Think about it. We're the world's largest provider of backup software and there
are many small to midsize companies today that have an enormous amount of digital
content they haven't adequately protected. And protection in this form isn't
protecting it from malicious content, but protecting it from loss should there
be some catastrophic outage that would occur in their business environment.
So we could offer a series of services that would allow them a level of protection.
So on top of the managed security services offerings we have, why not deliver
a managed-backup service as well? Once you've got that in place, why not deliver
a managed-mail service? Why not deliver a managed-security client? Why not deliver
a managed PC? There are a full range of things that can be done on top of this
base network infrastructure that we'll put in place.
Can you assess the job Microsoft has done with security inside Windows Vista?
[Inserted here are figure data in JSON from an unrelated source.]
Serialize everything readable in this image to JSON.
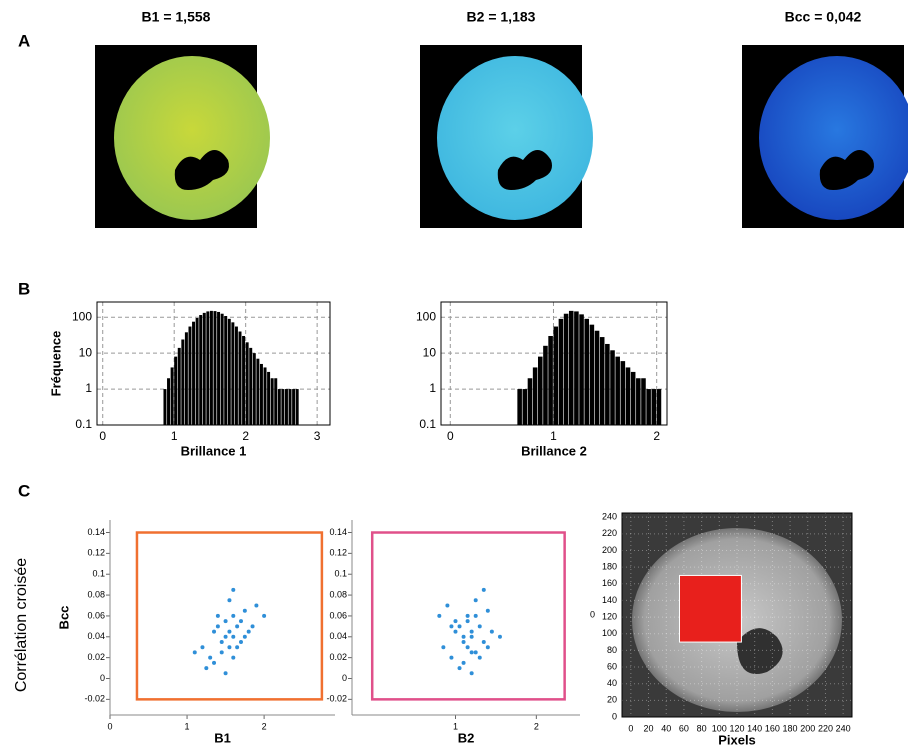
{
  "panels": [
    "A",
    "B",
    "C"
  ],
  "images": [
    {
      "title": "B1 = 1,558"
    },
    {
      "title": "B2 = 1,183"
    },
    {
      "title": "Bcc = 0,042"
    }
  ],
  "side_label": "Corrélation croisée",
  "chart_data": [
    {
      "type": "histogram",
      "ylabel": "Fréquence",
      "xlabel": "Brillance 1",
      "log_y": true,
      "grid": true,
      "color": "#000000",
      "xlim": [
        -0.08,
        3.18
      ],
      "ylim": [
        0.1,
        265
      ],
      "xticks": [
        0,
        1,
        2,
        3
      ],
      "yticks": [
        0.1,
        1,
        10,
        100
      ],
      "bins": [
        0.85,
        0.9,
        0.95,
        1.0,
        1.05,
        1.1,
        1.15,
        1.2,
        1.25,
        1.3,
        1.35,
        1.4,
        1.45,
        1.5,
        1.55,
        1.6,
        1.65,
        1.7,
        1.75,
        1.8,
        1.85,
        1.9,
        1.95,
        2.0,
        2.05,
        2.1,
        2.15,
        2.2,
        2.25,
        2.3,
        2.35,
        2.4,
        2.45,
        2.5,
        2.55,
        2.6,
        2.65,
        2.7,
        2.75
      ],
      "counts": [
        1,
        2,
        4,
        8,
        14,
        24,
        38,
        55,
        75,
        95,
        115,
        132,
        145,
        150,
        148,
        140,
        125,
        108,
        90,
        72,
        55,
        40,
        30,
        20,
        14,
        10,
        7,
        5,
        4,
        3,
        2,
        2,
        1,
        1,
        1,
        1,
        1,
        1
      ]
    },
    {
      "type": "histogram",
      "xlabel": "Brillance 2",
      "log_y": true,
      "grid": true,
      "color": "#000000",
      "xlim": [
        -0.09,
        2.1
      ],
      "ylim": [
        0.1,
        265
      ],
      "xticks": [
        0,
        1,
        2
      ],
      "yticks": [
        0.1,
        1,
        10,
        100
      ],
      "bins": [
        0.65,
        0.7,
        0.75,
        0.8,
        0.85,
        0.9,
        0.95,
        1.0,
        1.05,
        1.1,
        1.15,
        1.2,
        1.25,
        1.3,
        1.35,
        1.4,
        1.45,
        1.5,
        1.55,
        1.6,
        1.65,
        1.7,
        1.75,
        1.8,
        1.85,
        1.9,
        1.95,
        2.0,
        2.05
      ],
      "counts": [
        1,
        1,
        2,
        4,
        8,
        16,
        30,
        55,
        90,
        125,
        150,
        145,
        120,
        90,
        62,
        42,
        28,
        18,
        12,
        8,
        6,
        4,
        3,
        2,
        2,
        1,
        1,
        1
      ]
    },
    {
      "type": "scatter",
      "xlabel": "B1",
      "ylabel": "Bcc",
      "color": "#2f8fd8",
      "xlim": [
        0,
        2.92
      ],
      "ylim": [
        -0.035,
        0.152
      ],
      "xticks": [
        0,
        1,
        2
      ],
      "yticks": [
        -0.02,
        0,
        0.02,
        0.04,
        0.06,
        0.08,
        0.1,
        0.12,
        0.14
      ],
      "gate": {
        "x": [
          0.35,
          2.75
        ],
        "y": [
          -0.02,
          0.14
        ],
        "color": "#f07030"
      },
      "x": [
        1.2,
        1.3,
        1.35,
        1.4,
        1.45,
        1.5,
        1.5,
        1.55,
        1.55,
        1.6,
        1.6,
        1.65,
        1.7,
        1.75,
        1.8,
        1.9,
        1.25,
        1.45,
        1.6,
        1.7,
        1.4,
        1.55,
        1.65,
        1.85,
        1.35,
        1.5,
        1.6,
        1.75,
        2.0,
        1.1
      ],
      "values": [
        0.03,
        0.02,
        0.045,
        0.05,
        0.035,
        0.04,
        0.055,
        0.03,
        0.045,
        0.04,
        0.06,
        0.05,
        0.035,
        0.065,
        0.045,
        0.07,
        0.01,
        0.025,
        0.02,
        0.055,
        0.06,
        0.075,
        0.03,
        0.05,
        0.015,
        0.005,
        0.085,
        0.04,
        0.06,
        0.025
      ]
    },
    {
      "type": "scatter",
      "xlabel": "B2",
      "color": "#2f8fd8",
      "annotation": "0",
      "xlim": [
        -0.28,
        2.54
      ],
      "ylim": [
        -0.035,
        0.152
      ],
      "xticks": [
        1,
        2
      ],
      "yticks": [
        -0.02,
        0,
        0.02,
        0.04,
        0.06,
        0.08,
        0.1,
        0.12,
        0.14
      ],
      "gate": {
        "x": [
          -0.03,
          2.35
        ],
        "y": [
          -0.02,
          0.14
        ],
        "color": "#e0508a"
      },
      "x": [
        0.85,
        0.95,
        1.0,
        1.05,
        1.1,
        1.1,
        1.15,
        1.15,
        1.2,
        1.2,
        1.25,
        1.3,
        1.35,
        1.4,
        1.45,
        0.9,
        1.05,
        1.2,
        1.3,
        1.0,
        1.15,
        1.25,
        1.4,
        0.95,
        1.1,
        1.2,
        1.35,
        1.55,
        0.8,
        1.25
      ],
      "values": [
        0.03,
        0.02,
        0.045,
        0.05,
        0.035,
        0.04,
        0.055,
        0.03,
        0.045,
        0.04,
        0.06,
        0.05,
        0.035,
        0.065,
        0.045,
        0.07,
        0.01,
        0.025,
        0.02,
        0.055,
        0.06,
        0.075,
        0.03,
        0.05,
        0.015,
        0.005,
        0.085,
        0.04,
        0.06,
        0.025
      ]
    },
    {
      "type": "image",
      "xlabel": "Pixels",
      "grid": true,
      "xlim": [
        -10,
        250
      ],
      "ylim": [
        0,
        245
      ],
      "xticks": [
        0,
        20,
        40,
        60,
        80,
        100,
        120,
        140,
        160,
        180,
        200,
        220,
        240
      ],
      "yticks": [
        0,
        20,
        40,
        60,
        80,
        100,
        120,
        140,
        160,
        180,
        200,
        220,
        240
      ],
      "roi": {
        "x": [
          55,
          125
        ],
        "y": [
          90,
          170
        ],
        "color": "#e8201c"
      }
    }
  ]
}
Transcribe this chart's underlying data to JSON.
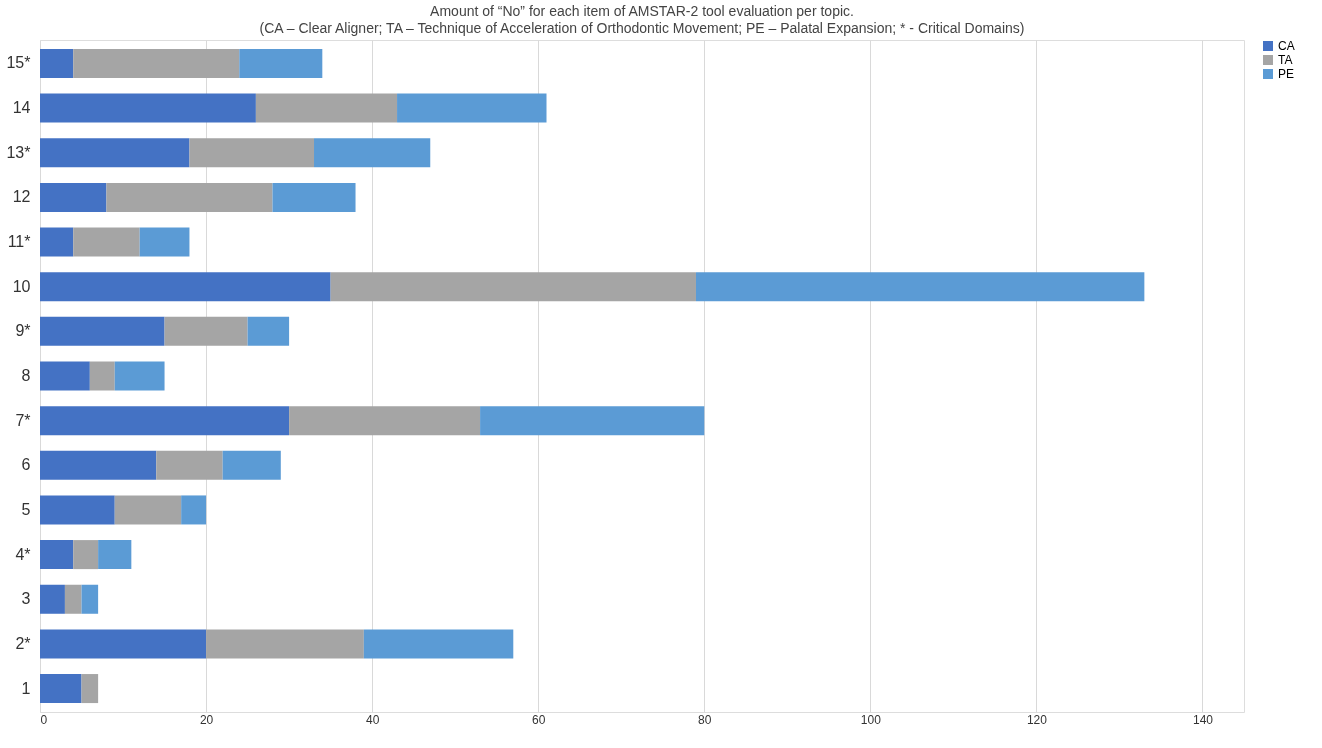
{
  "chart_data": {
    "type": "bar",
    "orientation": "horizontal",
    "stacked": true,
    "title": "Amount of “No” for each item of AMSTAR-2 tool evaluation per topic.",
    "subtitle": "(CA – Clear Aligner; TA – Technique of Acceleration of Orthodontic Movement; PE – Palatal Expansion; * - Critical Domains)",
    "categories": [
      "15*",
      "14",
      "13*",
      "12",
      "11*",
      "10",
      "9*",
      "8",
      "7*",
      "6",
      "5",
      "4*",
      "3",
      "2*",
      "1"
    ],
    "series": [
      {
        "name": "CA",
        "color": "#4472c4",
        "values": [
          4,
          26,
          18,
          8,
          4,
          35,
          15,
          6,
          30,
          14,
          9,
          4,
          3,
          20,
          5
        ]
      },
      {
        "name": "TA",
        "color": "#a5a5a5",
        "values": [
          20,
          17,
          15,
          20,
          8,
          44,
          10,
          3,
          23,
          8,
          8,
          3,
          2,
          19,
          2
        ]
      },
      {
        "name": "PE",
        "color": "#5b9bd5",
        "values": [
          10,
          18,
          14,
          10,
          6,
          54,
          5,
          6,
          27,
          7,
          3,
          4,
          2,
          18,
          0
        ]
      }
    ],
    "xlim": [
      0,
      145
    ],
    "xticks": [
      0,
      20,
      40,
      60,
      80,
      100,
      120,
      140
    ],
    "grid": "x",
    "legend": "right"
  }
}
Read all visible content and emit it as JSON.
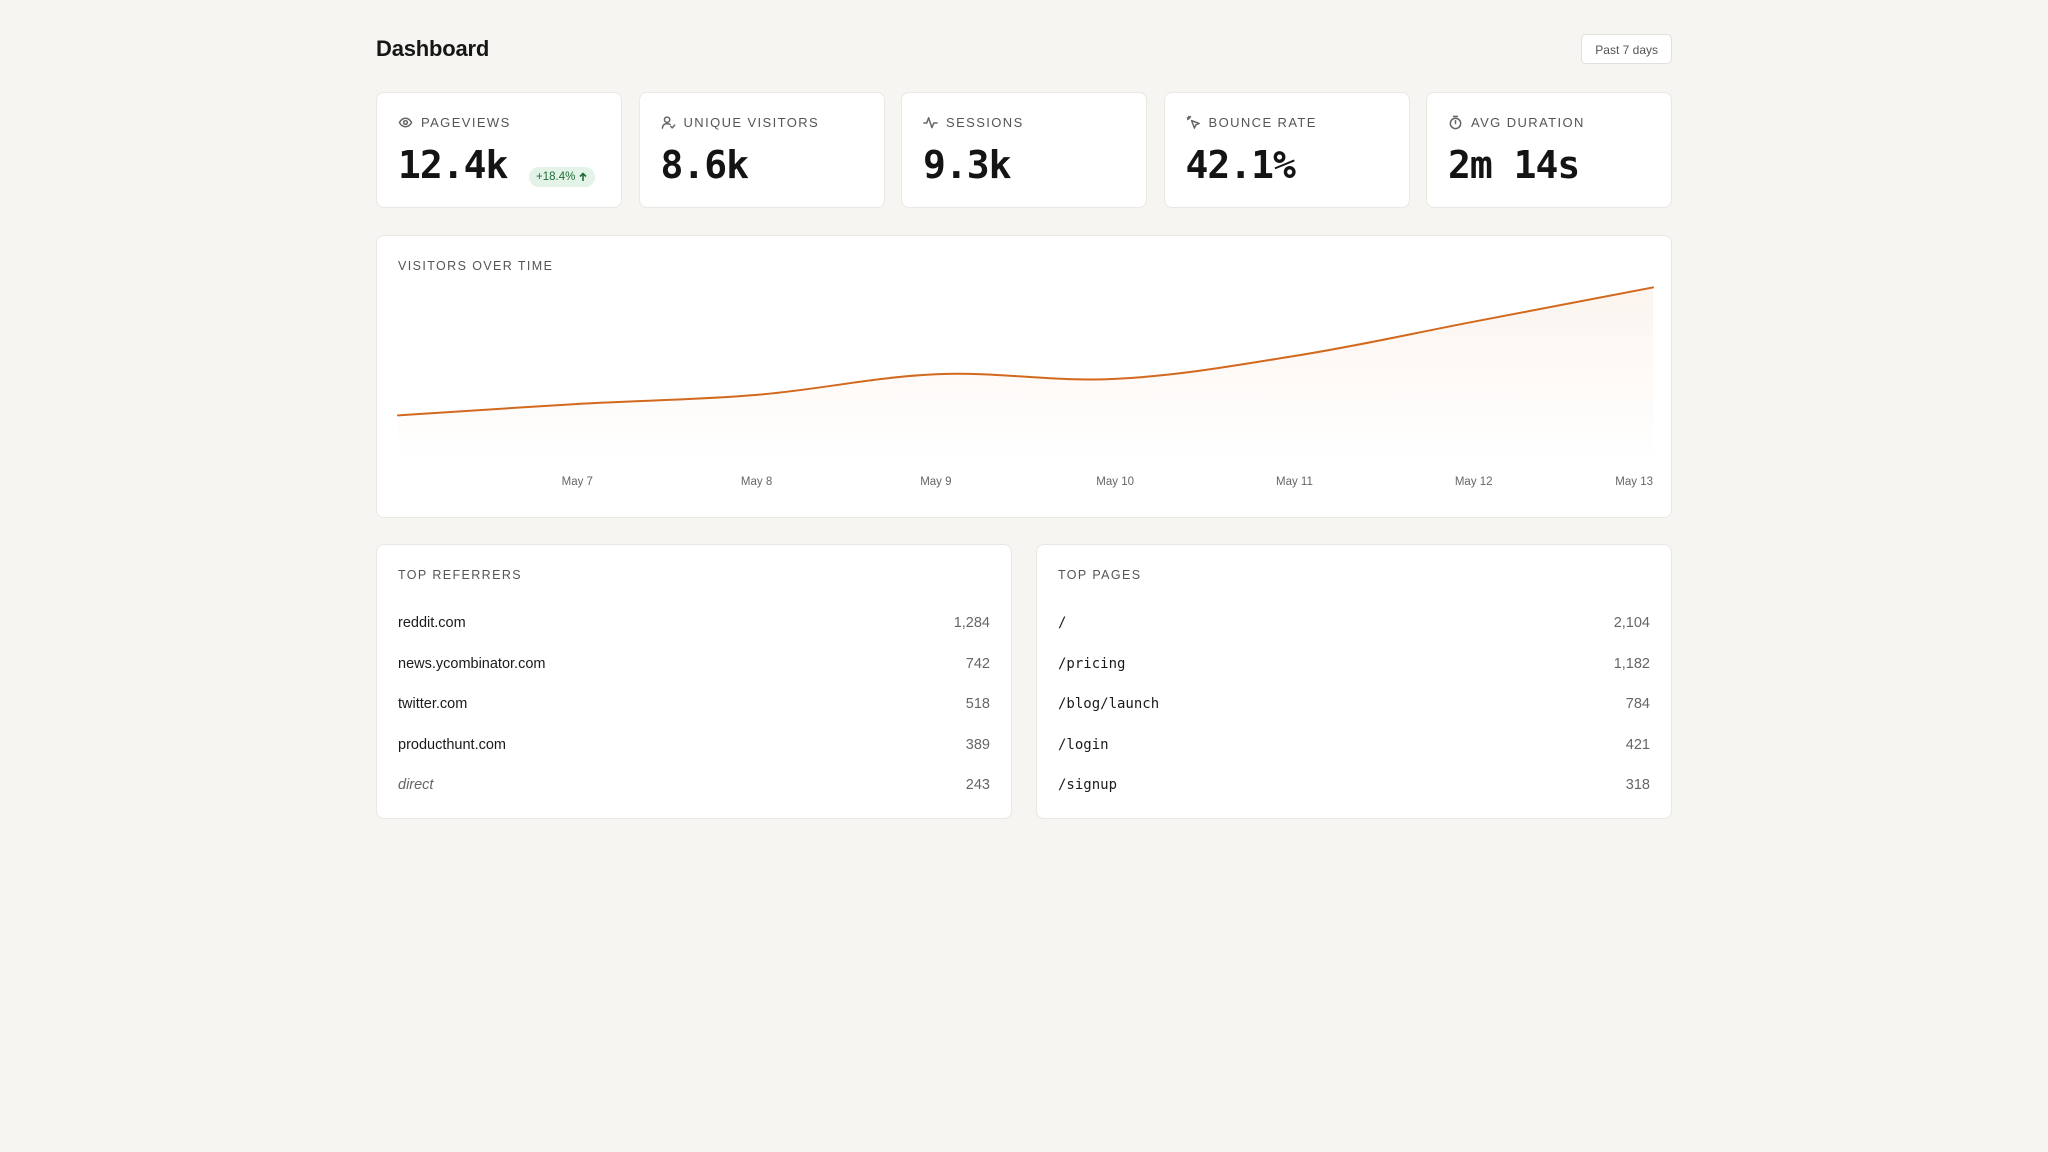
{
  "header": {
    "title": "Dashboard",
    "range_label": "Past 7 days"
  },
  "stats": [
    {
      "label": "PAGEVIEWS",
      "value": "12.4k",
      "icon": "eye-icon",
      "badge": "+18.4%"
    },
    {
      "label": "UNIQUE VISITORS",
      "value": "8.6k",
      "icon": "user-icon"
    },
    {
      "label": "SESSIONS",
      "value": "9.3k",
      "icon": "activity-icon"
    },
    {
      "label": "BOUNCE RATE",
      "value": "42.1%",
      "icon": "pointer-icon"
    },
    {
      "label": "AVG DURATION",
      "value": "2m 14s",
      "icon": "stopwatch-icon"
    }
  ],
  "chart": {
    "title": "VISITORS OVER TIME",
    "line_color": "#d2691e"
  },
  "chart_data": {
    "type": "area",
    "title": "VISITORS OVER TIME",
    "categories": [
      "May 7",
      "May 8",
      "May 9",
      "May 10",
      "May 11",
      "May 12",
      "May 13"
    ],
    "series": [
      {
        "values": [
          980,
          1060,
          1240,
          1200,
          1400,
          1700,
          2000
        ]
      }
    ],
    "first_value": 880,
    "ylim": [
      700,
      2100
    ],
    "grid": false,
    "legend": "none"
  },
  "referrers": {
    "title": "TOP REFERRERS",
    "rows": [
      {
        "name": "reddit.com",
        "value": "1,284"
      },
      {
        "name": "news.ycombinator.com",
        "value": "742"
      },
      {
        "name": "twitter.com",
        "value": "518"
      },
      {
        "name": "producthunt.com",
        "value": "389"
      },
      {
        "name": "direct",
        "value": "243"
      }
    ]
  },
  "pages": {
    "title": "TOP PAGES",
    "rows": [
      {
        "name": "/",
        "value": "2,104"
      },
      {
        "name": "/pricing",
        "value": "1,182"
      },
      {
        "name": "/blog/launch",
        "value": "784"
      },
      {
        "name": "/login",
        "value": "421"
      },
      {
        "name": "/signup",
        "value": "318"
      }
    ]
  },
  "colors": {
    "background": "#f7f5f2",
    "accent": "#d2691e",
    "badge_bg": "#e4f3e8",
    "badge_text": "#1f6b35"
  }
}
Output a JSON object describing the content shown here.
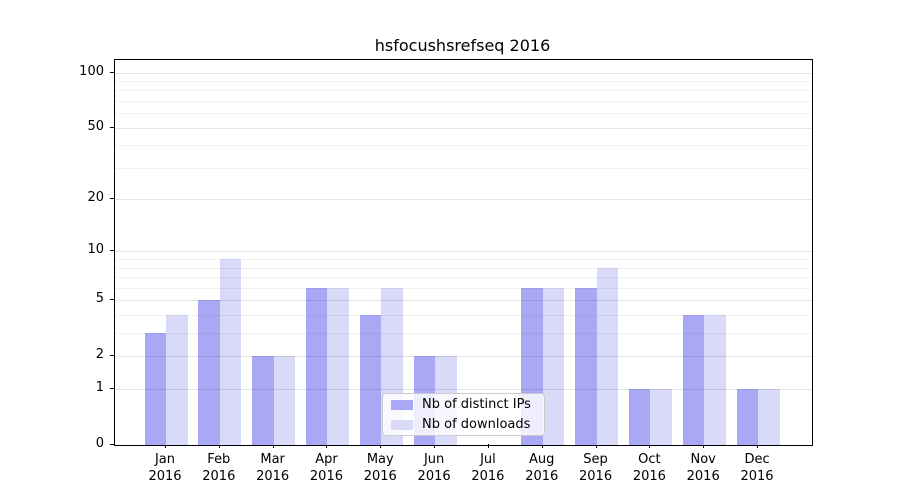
{
  "chart_data": {
    "type": "bar",
    "title": "hsfocushsrefseq 2016",
    "x_ticks": [
      {
        "month": "Jan",
        "year": "2016"
      },
      {
        "month": "Feb",
        "year": "2016"
      },
      {
        "month": "Mar",
        "year": "2016"
      },
      {
        "month": "Apr",
        "year": "2016"
      },
      {
        "month": "May",
        "year": "2016"
      },
      {
        "month": "Jun",
        "year": "2016"
      },
      {
        "month": "Jul",
        "year": "2016"
      },
      {
        "month": "Aug",
        "year": "2016"
      },
      {
        "month": "Sep",
        "year": "2016"
      },
      {
        "month": "Oct",
        "year": "2016"
      },
      {
        "month": "Nov",
        "year": "2016"
      },
      {
        "month": "Dec",
        "year": "2016"
      }
    ],
    "series": [
      {
        "name": "Nb of distinct IPs",
        "color": "#a8a8f5",
        "values": [
          3,
          5,
          2,
          6,
          4,
          2,
          0,
          6,
          6,
          1,
          4,
          1
        ]
      },
      {
        "name": "Nb of downloads",
        "color": "#d9d9f8",
        "values": [
          4,
          9,
          2,
          6,
          6,
          2,
          0,
          6,
          8,
          1,
          4,
          1
        ]
      }
    ],
    "yticks": [
      0,
      1,
      2,
      5,
      10,
      20,
      50,
      100
    ],
    "yticks_minor": [
      3,
      4,
      6,
      7,
      8,
      9,
      30,
      40,
      60,
      70,
      80,
      90
    ],
    "ylim": [
      0,
      117
    ],
    "scale": "log1p",
    "grid": true,
    "legend_position": "lower-center-right"
  }
}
Well, school is still out until they deliver the first service pack. I think
in the main they've done a much better job with Vista than XP, and they did
a better job with XP than they did in Windows 2000. So they've incrementally
improved the OS at every level. Remember, Windows wasn't designed to do what
it's doing. Windows was designed to support one user on one PC. So there's a
great technology feat that has been undertaken by Microsoft bringing forward
a huge amount of legacy software while they expanded Windows from a single-user
environment to a multi-user environment. But we shouldn't assume that they're
the answer to security.
There are an awful lot of things purpose-built companies like Symantec do in
the industry that make Windows a better experience for users. It may behoove
Microsoft to think about which battle it really wants to wage. Would they rather
fight Google or Symantec? Would they rather worry about the emerging world of
SaaS or anti-virus at the desktop? I'm not convinced this is the one they should
put a lot of energy into. Google is more impactful for Microsoft strategically
than worrying about an anti-virus agent on every desktop.
How, for instance?
Look, with Google's business model and the attraction they have to software
engineers and the relationships they're building with consumers around the world,
Microsoft had better pay attention. With the success of Salesforce.com's model,
they better pay attention. That makes sense to me, strategically.
Generally how impressed are you with Google?
They've done a terrific job. I was over at Google recently and I was amazed.
They had a group of summer interns -- three or four of these kids were Ph.D.s
in mathematics and physics and they were interning at Google. That feels to
me what Microsoft was like 20 years ago.
Google was called before some Washington sub-committees to explain a few
of its acquisitions. Is Google becoming the Microsoft of the Web 2.0 age?
Any time you have the rapid success they've had, or that Microsoft had, it
causes people to pause to understand what it means. Given the seat Google sits
in right now where they have a great deal of control over the flow of information
and digital content, I think people perhaps unnecessarily but knowingly worry
about the degree of influence that they ultimately might exert. I don't think
that's their intent, but that's not for me to decide -- that's for Eric [Schmidt]
who leads Google or for people in Washington. I think Washington would be better
to sit back and observe for a while as opposed to exerting any regulatory oversight.